Opinion
2011-12-15
Theresa M. Suozzi, Saratoga Springs, for appellant. Beth G. Cozzolino, District Attorney, Hudson (H. Neal Conolly of counsel), for respondent.
Theresa M. Suozzi, Saratoga Springs, for appellant. Beth G. Cozzolino, District Attorney, Hudson (H. Neal Conolly of counsel), for respondent.
Before: MERCURE, Acting P.J., PETERS, MALONE JR., KAVANAGH and STEIN, JJ.
KAVANAGH, J.
Appeal from a judgment of the County Court of Columbia County (Czajka, J.), rendered June 30, 2010, convicting defendant upon his plea of guilty of the crimes of burglary in the second degree (nine counts), attempted burglary in the second degree and criminal possession of stolen property in the fifth degree (two counts).
Defendant was charged in a 12–count indictment with burglary in the second degree (nine counts), attempted burglary in the second degree and criminal possession of stolen property in the fifth degree (two counts). He subsequently entered a plea of guilty to the entire indictment and waived his right to appeal all issues except as to the sentence to be imposed by County Court. Thereafter, defendant was sentenced to an aggregate prison sentence of 14 years, plus five years of postrelease supervision. Defendant now appeals.
Because defendant has not moved to withdraw his guilty plea or sought to vacate the judgment of conviction, he has not preserved for our review his claim that his plea was not voluntarily entered ( see People v. Robinson, 86 A.D.3d 719, 720, 926 N.Y.S.2d 751 [2011]; People v. Young, 81 A.D.3d 995, 996, 916 N.Y.S.2d 279 [2011], lv. denied 16 N.Y.3d 901, 926 N.Y.S.2d 36, 949 N.E.2d 984 [2011] ). Moreover, the narrow exception to the preservation requirement is not implicated here, as he made no statements during his plea that tended to cast doubt upon his guilt, or otherwise raised any question as to the voluntariness of his guilty plea or his understanding that County Court was not bound by the People's recommendation regarding sentence ( see People v. Planty, 85 A.D.3d 1317, 1318, 925 N.Y.S.2d 240 [2011], lv. denied 17 N.Y.3d 820, 929 N.Y.S.2d 809, 954 N.E.2d 100 [2011]; People v. Alvarez, 73 A.D.3d 1229, 1229, 899 N.Y.S.2d 679 [2010] ). Defendant's claim that his counsel was ineffective is also not preserved for our review ( see People v. Benson, 87 A.D.3d 1228, 1228, 929 N.Y.S.2d 885 [2011]; People v. Glynn, 73 A.D.3d 1290, 1291, 900 N.Y.S.2d 513 [2010] ) and, in any event, is not supported by the record.

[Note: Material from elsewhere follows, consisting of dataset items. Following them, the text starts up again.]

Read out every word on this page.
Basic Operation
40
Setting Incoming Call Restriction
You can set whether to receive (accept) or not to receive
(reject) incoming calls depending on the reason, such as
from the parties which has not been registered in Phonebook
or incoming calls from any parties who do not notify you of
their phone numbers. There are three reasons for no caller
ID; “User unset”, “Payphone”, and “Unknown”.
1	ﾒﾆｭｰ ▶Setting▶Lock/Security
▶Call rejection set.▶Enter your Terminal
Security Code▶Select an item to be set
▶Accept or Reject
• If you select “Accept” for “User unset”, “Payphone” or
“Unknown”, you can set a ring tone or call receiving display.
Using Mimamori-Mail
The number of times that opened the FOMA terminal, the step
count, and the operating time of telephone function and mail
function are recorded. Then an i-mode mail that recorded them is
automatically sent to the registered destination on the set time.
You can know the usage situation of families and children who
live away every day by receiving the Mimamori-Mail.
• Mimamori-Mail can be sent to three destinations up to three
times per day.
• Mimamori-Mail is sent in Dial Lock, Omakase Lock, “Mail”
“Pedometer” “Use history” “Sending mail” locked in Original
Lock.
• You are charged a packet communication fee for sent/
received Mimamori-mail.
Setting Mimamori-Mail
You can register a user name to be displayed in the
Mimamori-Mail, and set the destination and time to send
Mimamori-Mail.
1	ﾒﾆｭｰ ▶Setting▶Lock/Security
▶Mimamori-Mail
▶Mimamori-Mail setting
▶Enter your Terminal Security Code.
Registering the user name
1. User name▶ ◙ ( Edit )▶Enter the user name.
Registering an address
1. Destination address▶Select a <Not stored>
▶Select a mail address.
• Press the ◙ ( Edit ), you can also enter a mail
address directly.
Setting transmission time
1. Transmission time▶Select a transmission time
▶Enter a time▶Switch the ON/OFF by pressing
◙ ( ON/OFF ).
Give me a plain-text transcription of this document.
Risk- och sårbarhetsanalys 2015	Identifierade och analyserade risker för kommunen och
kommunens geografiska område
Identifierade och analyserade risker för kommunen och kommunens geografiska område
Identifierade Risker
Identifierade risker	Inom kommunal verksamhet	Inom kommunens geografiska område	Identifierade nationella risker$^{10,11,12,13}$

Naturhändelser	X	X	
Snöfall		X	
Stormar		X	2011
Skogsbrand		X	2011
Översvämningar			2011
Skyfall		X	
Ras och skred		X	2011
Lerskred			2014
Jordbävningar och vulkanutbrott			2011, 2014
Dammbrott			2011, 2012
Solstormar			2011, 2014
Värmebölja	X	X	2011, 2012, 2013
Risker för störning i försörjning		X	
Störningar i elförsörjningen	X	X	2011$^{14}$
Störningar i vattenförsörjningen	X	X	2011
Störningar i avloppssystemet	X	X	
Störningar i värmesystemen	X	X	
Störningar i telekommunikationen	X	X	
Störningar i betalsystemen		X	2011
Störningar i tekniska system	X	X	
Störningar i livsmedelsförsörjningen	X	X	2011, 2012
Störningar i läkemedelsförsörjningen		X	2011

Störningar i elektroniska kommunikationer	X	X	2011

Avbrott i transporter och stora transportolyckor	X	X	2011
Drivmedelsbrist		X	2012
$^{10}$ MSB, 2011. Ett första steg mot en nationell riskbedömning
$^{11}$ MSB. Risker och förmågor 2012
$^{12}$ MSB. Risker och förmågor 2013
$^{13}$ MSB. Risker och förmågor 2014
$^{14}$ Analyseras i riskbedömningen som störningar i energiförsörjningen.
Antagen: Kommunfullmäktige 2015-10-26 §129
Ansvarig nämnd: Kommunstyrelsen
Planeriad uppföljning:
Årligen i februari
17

Defendant also claims that he has been denied both his statutory and constitutional rights to a speedy trial. Defendant forfeited his CPL 30.30 statutory claim by pleading guilty ( see People v. Dalton, 69 A.D.3d 1235, 1235, 893 N.Y.S.2d 692 [2010]; People v. Zakrzewski, 69 A.D.3d 1055, 1055, 891 N.Y.S.2d 670 [2010], lv. denied 15 N.Y.3d 758, 906 N.Y.S.2d 831, 933 N.E.2d 230 [2010] ). As for his constitutional claim, while it survives his guilty plea and appeal waiver ( see People v. McCorkle, 67 A.D.3d 1249, 1250, 890 N.Y.S.2d 665 [2009]; People v. King, 62 A.D.3d 1162, 1163, 881 N.Y.S.2d 187 [2009] ), no such argument was raised before County Court and, therefore, the issue is unpreserved for our review ( see People v. Smith, 66 A.D.3d 1223, 1225, 887 N.Y.S.2d 366 [2009], lv. denied 14 N.Y.3d 773, 898 N.Y.S.2d 105, 925 N.E.2d 110 [2010]; People v. Salaam, 36 A.D.3d 969, 970, 826 N.Y.S.2d 509 [2007] ). We also note that when defendant entered his guilty plea, he signed a written statement acknowledging that he had waived his right to a speedy trial, and his counsel stated that no claim would be made that defendant was prejudiced by the length of time it took to complete this prosecution.
Finally, defendant's sentence, in our view, was not harsh or excessive. By pleading guilty to these charges, defendant admitted to burglarizing at least nine separate residences over a four-month period of time, and attempting to break into another. The sentence imposed by County Court, an aggregate of 14 years, falls far short of the maximum, and the record reveals no abuse of discretion or any extraordinary circumstances that would warrant its modification ( see People v. Merchant, 79 A.D.3d 1526, 1527, 913 N.Y.S.2d 421 [2010] ).
ORDERED that the judgment is affirmed.